Aos berros a resposta imediatamente lançada pela fibra ótica
chega à orelha do bom velho.
- Filho? Eu não sou teu filho, seu saco de banha. Olha aqui! Se
você tá pensando que vai levar meus netos a se iludirem com essa
festinha miserável que você criou, você está muito enganado. Eu já
avisei que essa história de Papai Noel é pura mentira. Pode deixar que
eu mesmo entrego os presentes aqui em casa.
- Mas...
- Mas nada! E se você pisar o pé aqui eu te denuncio, eu te
mato. Não quero você entalado na minha chaminé. Eu sei de todo o
teu esquema. Um dia vai acabar. Vai chegar o fim da linha para ti.
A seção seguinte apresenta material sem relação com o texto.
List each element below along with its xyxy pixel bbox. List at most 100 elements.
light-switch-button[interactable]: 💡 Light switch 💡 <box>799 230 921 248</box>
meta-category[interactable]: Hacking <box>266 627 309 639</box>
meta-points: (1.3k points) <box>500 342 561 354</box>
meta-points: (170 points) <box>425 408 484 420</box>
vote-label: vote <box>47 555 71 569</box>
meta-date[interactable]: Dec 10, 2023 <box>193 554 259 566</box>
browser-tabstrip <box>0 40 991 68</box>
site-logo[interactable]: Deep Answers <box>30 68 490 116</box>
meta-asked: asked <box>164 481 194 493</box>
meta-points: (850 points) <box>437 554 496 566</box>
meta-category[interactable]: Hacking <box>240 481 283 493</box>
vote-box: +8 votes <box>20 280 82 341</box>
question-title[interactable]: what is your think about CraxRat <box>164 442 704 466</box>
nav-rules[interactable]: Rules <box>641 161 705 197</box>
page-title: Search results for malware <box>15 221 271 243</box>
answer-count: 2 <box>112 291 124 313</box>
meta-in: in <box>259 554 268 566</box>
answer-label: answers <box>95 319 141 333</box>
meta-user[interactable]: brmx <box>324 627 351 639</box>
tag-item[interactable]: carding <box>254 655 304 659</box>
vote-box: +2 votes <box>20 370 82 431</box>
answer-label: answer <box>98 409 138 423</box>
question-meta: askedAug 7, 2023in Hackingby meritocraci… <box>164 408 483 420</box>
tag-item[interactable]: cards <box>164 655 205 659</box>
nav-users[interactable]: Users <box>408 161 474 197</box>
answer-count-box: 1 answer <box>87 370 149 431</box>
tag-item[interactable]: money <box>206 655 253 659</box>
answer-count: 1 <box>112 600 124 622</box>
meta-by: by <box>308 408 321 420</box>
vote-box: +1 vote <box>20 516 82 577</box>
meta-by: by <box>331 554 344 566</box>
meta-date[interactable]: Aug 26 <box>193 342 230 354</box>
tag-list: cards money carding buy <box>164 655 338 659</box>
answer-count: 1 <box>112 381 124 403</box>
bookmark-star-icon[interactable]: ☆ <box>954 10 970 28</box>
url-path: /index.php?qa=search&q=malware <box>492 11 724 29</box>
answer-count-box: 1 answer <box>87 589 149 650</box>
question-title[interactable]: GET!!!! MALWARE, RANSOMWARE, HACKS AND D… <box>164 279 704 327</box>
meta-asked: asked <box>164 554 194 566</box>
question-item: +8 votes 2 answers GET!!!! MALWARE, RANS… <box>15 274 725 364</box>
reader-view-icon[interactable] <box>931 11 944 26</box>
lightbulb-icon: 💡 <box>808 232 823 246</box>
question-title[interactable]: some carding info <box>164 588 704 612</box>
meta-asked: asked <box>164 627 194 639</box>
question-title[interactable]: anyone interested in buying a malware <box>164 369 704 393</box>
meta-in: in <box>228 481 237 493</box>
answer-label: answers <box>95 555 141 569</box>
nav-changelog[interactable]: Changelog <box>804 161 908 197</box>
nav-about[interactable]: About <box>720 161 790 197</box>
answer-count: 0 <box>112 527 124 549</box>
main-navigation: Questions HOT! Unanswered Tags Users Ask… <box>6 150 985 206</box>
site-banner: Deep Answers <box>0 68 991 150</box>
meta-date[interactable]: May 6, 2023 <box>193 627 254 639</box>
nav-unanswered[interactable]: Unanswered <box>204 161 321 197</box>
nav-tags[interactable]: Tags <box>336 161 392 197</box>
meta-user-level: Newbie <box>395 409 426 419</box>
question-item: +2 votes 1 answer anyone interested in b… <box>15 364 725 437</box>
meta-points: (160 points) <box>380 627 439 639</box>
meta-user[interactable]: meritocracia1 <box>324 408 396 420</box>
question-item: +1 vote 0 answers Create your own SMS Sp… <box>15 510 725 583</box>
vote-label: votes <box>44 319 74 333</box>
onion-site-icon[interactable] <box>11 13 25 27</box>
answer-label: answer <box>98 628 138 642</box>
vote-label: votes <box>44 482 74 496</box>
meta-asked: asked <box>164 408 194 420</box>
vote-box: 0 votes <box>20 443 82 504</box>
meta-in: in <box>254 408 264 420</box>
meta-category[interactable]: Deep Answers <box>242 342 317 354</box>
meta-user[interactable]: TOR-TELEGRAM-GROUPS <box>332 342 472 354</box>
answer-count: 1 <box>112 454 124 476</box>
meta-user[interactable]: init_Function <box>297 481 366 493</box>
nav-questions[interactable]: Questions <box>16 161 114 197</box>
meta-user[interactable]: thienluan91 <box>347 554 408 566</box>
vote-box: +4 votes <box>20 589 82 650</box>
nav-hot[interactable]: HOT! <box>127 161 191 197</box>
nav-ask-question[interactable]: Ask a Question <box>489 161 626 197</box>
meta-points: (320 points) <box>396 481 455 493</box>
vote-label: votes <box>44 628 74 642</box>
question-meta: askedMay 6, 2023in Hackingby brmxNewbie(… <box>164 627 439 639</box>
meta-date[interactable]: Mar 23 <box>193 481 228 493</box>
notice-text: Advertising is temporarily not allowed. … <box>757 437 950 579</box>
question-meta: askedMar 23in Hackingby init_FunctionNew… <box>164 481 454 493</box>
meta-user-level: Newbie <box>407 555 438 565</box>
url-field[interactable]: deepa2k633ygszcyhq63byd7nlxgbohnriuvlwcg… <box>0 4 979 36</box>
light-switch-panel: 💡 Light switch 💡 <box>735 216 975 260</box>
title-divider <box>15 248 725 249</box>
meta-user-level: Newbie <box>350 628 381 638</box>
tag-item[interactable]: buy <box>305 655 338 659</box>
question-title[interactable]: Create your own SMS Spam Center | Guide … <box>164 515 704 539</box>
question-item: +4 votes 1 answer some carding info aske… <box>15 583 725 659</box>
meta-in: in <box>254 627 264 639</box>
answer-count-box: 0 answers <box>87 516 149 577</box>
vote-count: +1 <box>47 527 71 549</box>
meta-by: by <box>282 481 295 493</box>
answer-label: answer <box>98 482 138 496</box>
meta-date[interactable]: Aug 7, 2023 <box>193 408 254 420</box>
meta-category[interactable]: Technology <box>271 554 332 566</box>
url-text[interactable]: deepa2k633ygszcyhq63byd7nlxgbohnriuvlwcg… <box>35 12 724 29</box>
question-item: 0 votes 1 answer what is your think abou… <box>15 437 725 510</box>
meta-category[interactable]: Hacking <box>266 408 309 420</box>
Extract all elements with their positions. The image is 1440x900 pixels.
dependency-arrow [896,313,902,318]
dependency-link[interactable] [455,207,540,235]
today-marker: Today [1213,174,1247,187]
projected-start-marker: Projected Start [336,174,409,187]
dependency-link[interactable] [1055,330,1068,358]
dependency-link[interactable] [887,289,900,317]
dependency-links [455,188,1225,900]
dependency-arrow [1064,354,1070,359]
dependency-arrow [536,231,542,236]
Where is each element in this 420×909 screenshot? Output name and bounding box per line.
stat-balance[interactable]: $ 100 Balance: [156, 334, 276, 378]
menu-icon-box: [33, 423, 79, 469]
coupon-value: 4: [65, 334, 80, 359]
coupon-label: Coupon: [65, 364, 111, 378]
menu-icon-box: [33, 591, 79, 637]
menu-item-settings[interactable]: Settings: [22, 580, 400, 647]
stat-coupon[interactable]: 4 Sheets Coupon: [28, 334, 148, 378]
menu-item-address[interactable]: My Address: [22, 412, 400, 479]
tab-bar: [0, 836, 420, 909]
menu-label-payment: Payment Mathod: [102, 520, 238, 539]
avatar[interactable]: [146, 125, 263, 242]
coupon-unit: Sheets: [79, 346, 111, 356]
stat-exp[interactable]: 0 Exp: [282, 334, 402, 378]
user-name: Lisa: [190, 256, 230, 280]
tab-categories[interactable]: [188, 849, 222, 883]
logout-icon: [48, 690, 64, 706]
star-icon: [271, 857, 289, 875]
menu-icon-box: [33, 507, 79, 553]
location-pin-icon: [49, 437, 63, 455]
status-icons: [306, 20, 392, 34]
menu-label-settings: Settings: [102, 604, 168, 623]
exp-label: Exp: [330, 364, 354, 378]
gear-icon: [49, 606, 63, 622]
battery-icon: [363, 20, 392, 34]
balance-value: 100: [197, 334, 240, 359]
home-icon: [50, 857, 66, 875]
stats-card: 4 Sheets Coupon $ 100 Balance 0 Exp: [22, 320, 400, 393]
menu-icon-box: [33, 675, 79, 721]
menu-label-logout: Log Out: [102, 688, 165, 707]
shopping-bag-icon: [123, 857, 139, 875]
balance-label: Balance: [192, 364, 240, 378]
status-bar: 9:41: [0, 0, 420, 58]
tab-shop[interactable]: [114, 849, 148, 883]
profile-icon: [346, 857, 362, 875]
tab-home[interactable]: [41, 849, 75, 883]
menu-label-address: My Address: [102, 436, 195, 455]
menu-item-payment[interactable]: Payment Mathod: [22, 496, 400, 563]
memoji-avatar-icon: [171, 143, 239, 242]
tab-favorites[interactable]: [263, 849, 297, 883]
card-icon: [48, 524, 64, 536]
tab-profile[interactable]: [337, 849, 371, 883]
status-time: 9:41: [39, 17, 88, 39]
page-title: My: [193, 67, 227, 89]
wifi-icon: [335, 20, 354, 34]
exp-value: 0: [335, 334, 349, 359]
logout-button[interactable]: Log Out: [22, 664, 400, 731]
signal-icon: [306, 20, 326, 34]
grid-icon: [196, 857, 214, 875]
Olha! Eu esperava consideração. Trabalhei pra você duros longos
anos. Eu vestia aquela roupa horrível de duende... nem um
presentinho? Nem isso, Noel? Trabalhei sem carteira assinada, sem
direito a Fundo de garantia, seguro-desemprego... Poxa, e os meus
direitos de operário duende fajuto? E você quer que eu comemore tua
festinha, Noelzinho? HaHaHa nunca!
Enquanto isso Noel agonizava as suas últimas lembranças
ouvindo aquela voz demente e raivosa. Era o fim para o velhinho. O
que pode dizer ainda para o delinquente da linha telefônica foi:
- Ai! Feliz Natal!...
Sandro, ao ouvir aquela voz suplicante, distante, indo embora,
evocou rapidamente o nome:
- Noel? Noel? Oh! Velho safado! Morreu? Ah! Você sempre
arranja algum jeito de fugir. Eu te encontro. Pode esperar.

...

MANCHETE
Úbio Sandro Alvarez foi autuado pela morte do Capitão Noel
Apolônio Silva, segundo o grampo feito pela polícia. Este, conhecido
por suas ações de caridade, após sua morte, foi revelado à imprensa
a sua atuação em crimes como falsidade ideológica, fundos ilegais,
entre outros delitos, sendo considerado o maior traficante de
brinquedos. No depoimento à polícia, o senhor Úbio Sandro disse que
não tinha nada a ver com o incidente, “o sujeito morreu de velho”.